Menasse: Der Europäische Landbote

Ein Jahr lang hat der Autor Robert Menasse in Brüssel gelebt, um einen Roman über das Leben im Zentrum der EU zu schreiben. Statt verknöcherten Eurokraten fand er eine schlanke Bürokratie, hochqualifizierte Beamte und offene Türen – und Menasse wurde zum begeisterten Europäer.

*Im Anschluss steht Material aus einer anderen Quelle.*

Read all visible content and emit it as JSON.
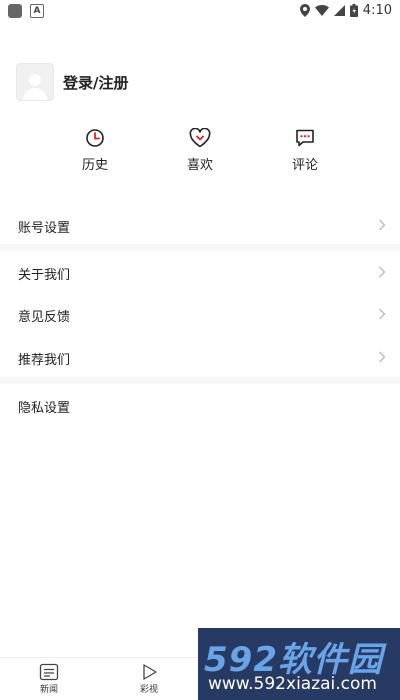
{
  "status_bar": {
    "time": "4:10"
  },
  "profile": {
    "login_label": "登录/注册"
  },
  "quick_actions": [
    {
      "label": "历史",
      "icon": "clock-icon"
    },
    {
      "label": "喜欢",
      "icon": "heart-icon"
    },
    {
      "label": "评论",
      "icon": "comment-icon"
    }
  ],
  "menu": {
    "account_settings": "账号设置",
    "about_us": "关于我们",
    "feedback": "意见反馈",
    "recommend_us": "推荐我们",
    "privacy_settings": "隐私设置"
  },
  "bottom_nav": {
    "news": "新闻",
    "video": "彩视"
  },
  "watermark": {
    "brand": "592软件园",
    "url": "www.592xiazai.com"
  },
  "colors": {
    "accent_red": "#e02020",
    "watermark_bg": "#263a63",
    "watermark_blue": "#6aa4e8"
  }
}
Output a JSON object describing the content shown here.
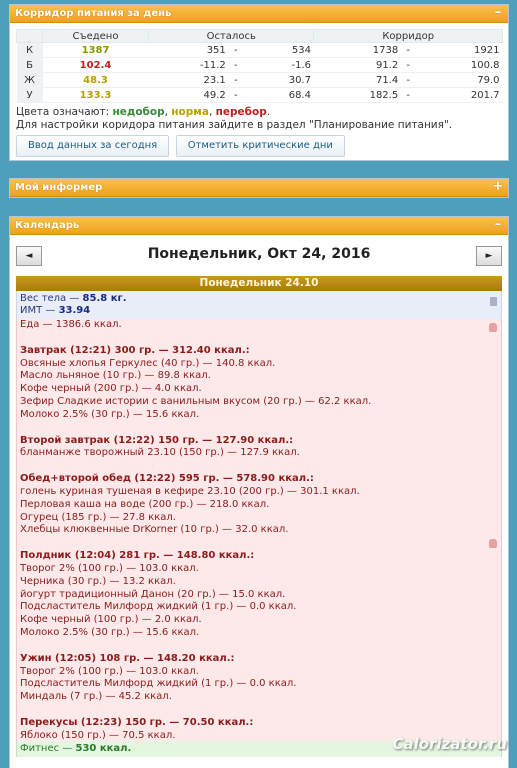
{
  "corridor": {
    "title": "Корридор питания за день",
    "toggle": "–",
    "headers": {
      "eaten": "Съедено",
      "remaining": "Осталось",
      "corridor": "Корридор"
    },
    "rows": [
      {
        "label": "К",
        "eaten": "1387",
        "eaten_color": "#8a9a00",
        "rem_min": "351",
        "rem_max": "534",
        "cor_min": "1738",
        "cor_max": "1921"
      },
      {
        "label": "Б",
        "eaten": "102.4",
        "eaten_color": "#c02020",
        "rem_min": "-11.2",
        "rem_max": "-1.6",
        "cor_min": "91.2",
        "cor_max": "100.8"
      },
      {
        "label": "Ж",
        "eaten": "48.3",
        "eaten_color": "#b8a000",
        "rem_min": "23.1",
        "rem_max": "30.7",
        "cor_min": "71.4",
        "cor_max": "79.0"
      },
      {
        "label": "У",
        "eaten": "133.3",
        "eaten_color": "#b8a000",
        "rem_min": "49.2",
        "rem_max": "68.4",
        "cor_min": "182.5",
        "cor_max": "201.7"
      }
    ],
    "dash": "-",
    "legend_prefix": "Цвета означают: ",
    "legend_under": "недобор",
    "legend_norm": "норма",
    "legend_over": "перебор",
    "legend_note": "Для настройки коридора питания зайдите в раздел \"Планирование питания\".",
    "btn_today": "Ввод данных за сегодня",
    "btn_critical": "Отметить критические дни"
  },
  "informer": {
    "title": "Мой информер",
    "toggle": "+"
  },
  "calendar": {
    "title": "Календарь",
    "toggle": "–",
    "prev": "◄",
    "next": "►",
    "date_title": "Понедельник, Окт 24, 2016",
    "day_header": "Понедельник 24.10",
    "weight_label": "Вес тела — ",
    "weight_value": "85.8 кг.",
    "bmi_label": "ИМТ — ",
    "bmi_value": "33.94",
    "food_total": "Еда — 1386.6 ккал.",
    "meals": [
      {
        "title": "Завтрак (12:21) 300 гр. — 312.40 ккал.:",
        "items": [
          "Овсяные хлопья Геркулес (40 гр.) — 140.8 ккал.",
          "Масло льняное (10 гр.) — 89.8 ккал.",
          "Кофе черный (200 гр.) — 4.0 ккал.",
          "Зефир Сладкие истории с ванильным вкусом (20 гр.) — 62.2 ккал.",
          "Молоко 2.5% (30 гр.) — 15.6 ккал."
        ]
      },
      {
        "title": "Второй завтрак (12:22) 150 гр. — 127.90 ккал.:",
        "items": [
          "бланманже творожный 23.10 (150 гр.) — 127.9 ккал."
        ]
      },
      {
        "title": "Обед+второй обед (12:22) 595 гр. — 578.90 ккал.:",
        "items": [
          "голень куриная тушеная в кефире 23.10 (200 гр.) — 301.1 ккал.",
          "Перловая каша на воде (200 гр.) — 218.0 ккал.",
          "Огурец (185 гр.) — 27.8 ккал.",
          "Хлебцы клюквенные DrKorner (10 гр.) — 32.0 ккал."
        ]
      },
      {
        "title": "Полдник (12:04) 281 гр. — 148.80 ккал.:",
        "items": [
          "Творог 2% (100 гр.) — 103.0 ккал.",
          "Черника (30 гр.) — 13.2 ккал.",
          "йогурт традиционный Данон (20 гр.) — 15.0 ккал.",
          "Подсластитель Милфорд жидкий (1 гр.) — 0.0 ккал.",
          "Кофе черный (100 гр.) — 2.0 ккал.",
          "Молоко 2.5% (30 гр.) — 15.6 ккал."
        ]
      },
      {
        "title": "Ужин (12:05) 108 гр. — 148.20 ккал.:",
        "items": [
          "Творог 2% (100 гр.) — 103.0 ккал.",
          "Подсластитель Милфорд жидкий (1 гр.) — 0.0 ккал.",
          "Миндаль (7 гр.) — 45.2 ккал."
        ]
      },
      {
        "title": "Перекусы (12:23) 150 гр. — 70.50 ккал.:",
        "items": [
          "Яблоко (150 гр.) — 70.5 ккал."
        ]
      }
    ],
    "fitness_label": "Фитнес — ",
    "fitness_value": "530 ккал."
  },
  "watermark": "Calorizator.ru"
}
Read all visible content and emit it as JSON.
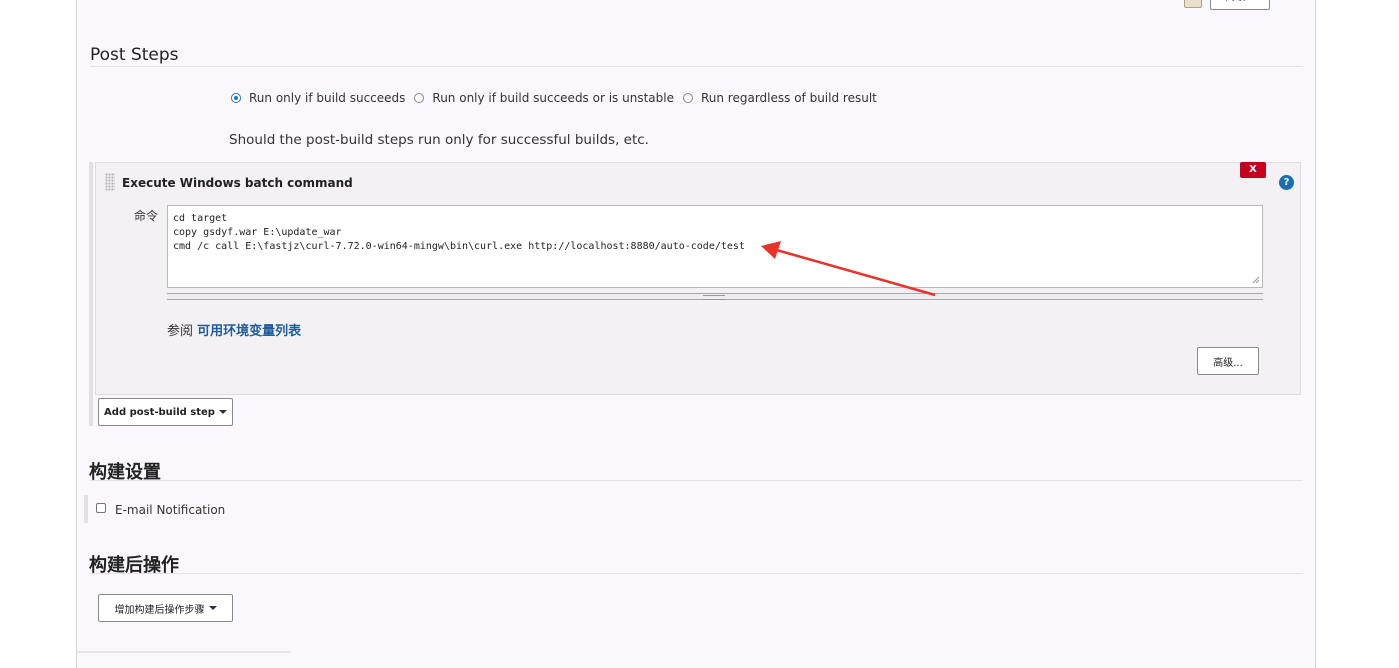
{
  "top": {
    "advanced_label": "高级..."
  },
  "post_steps": {
    "title": "Post Steps",
    "options": [
      {
        "label": "Run only if build succeeds",
        "checked": true
      },
      {
        "label": "Run only if build succeeds or is unstable",
        "checked": false
      },
      {
        "label": "Run regardless of build result",
        "checked": false
      }
    ],
    "help_text": "Should the post-build steps run only for successful builds, etc."
  },
  "step": {
    "title": "Execute Windows batch command",
    "delete_label": "X",
    "help_label": "?",
    "command_label": "命令",
    "command_value": "cd target\ncopy gsdyf.war E:\\update_war\ncmd /c call E:\\fastjz\\curl-7.72.0-win64-mingw\\bin\\curl.exe http://localhost:8880/auto-code/test",
    "see_also_prefix": "参阅",
    "see_also_link": "可用环境变量列表",
    "advanced_label": "高级..."
  },
  "add_post_build_step_label": "Add post-build step",
  "build_settings": {
    "title": "构建设置",
    "email_label": "E-mail Notification",
    "email_checked": false
  },
  "post_build": {
    "title": "构建后操作",
    "add_label": "增加构建后操作步骤"
  },
  "colors": {
    "accent": "#1e6fd0",
    "link": "#1f5c99",
    "danger": "#c7001f",
    "arrow": "#e8322a",
    "panel": "#f3f1f4"
  }
}
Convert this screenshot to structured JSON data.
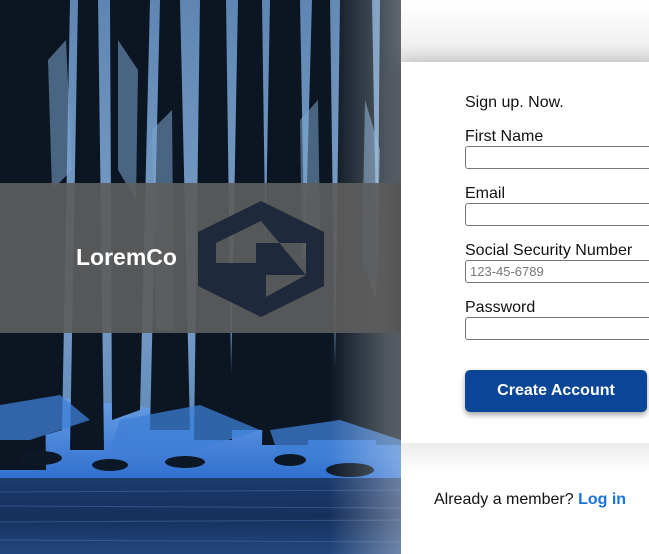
{
  "brand": {
    "name": "LoremCo",
    "logo_icon": "hexagon-s-logo-icon"
  },
  "form": {
    "heading": "Sign up. Now.",
    "fields": [
      {
        "label": "First Name",
        "value": "",
        "placeholder": ""
      },
      {
        "label": "Email",
        "value": "",
        "placeholder": ""
      },
      {
        "label": "Social Security Number",
        "value": "",
        "placeholder": "123-45-6789"
      },
      {
        "label": "Password",
        "value": "",
        "placeholder": ""
      }
    ],
    "submit_label": "Create Account"
  },
  "footer": {
    "prompt": "Already a member?",
    "link_label": "Log in"
  },
  "colors": {
    "button": "#0a4598",
    "link": "#1a73d9",
    "brand_band": "#5c5c5c",
    "logo": "#1e2a3c"
  }
}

Dem geplanten Roman hat Menasse den Essay "Der Europäische Landbote" vorausgeschickt.

Der "Europäische Landbote" - das ist eine Streitschrift gegen den Rückfall in die Kleinstaaterei und den Nationalismus.
Robert Menasse erklärt: "Europa ist ein Friedensprojekt und dieser Friede ist nur möglich, wenn der Nationalismus grundsätzlich und in letzter Instanz, der Nationalstaat zurückgedrängt wird. Friede dem Kontinent und Kampf den Spekulanten und den verantwortungslosen Finanzinstituten."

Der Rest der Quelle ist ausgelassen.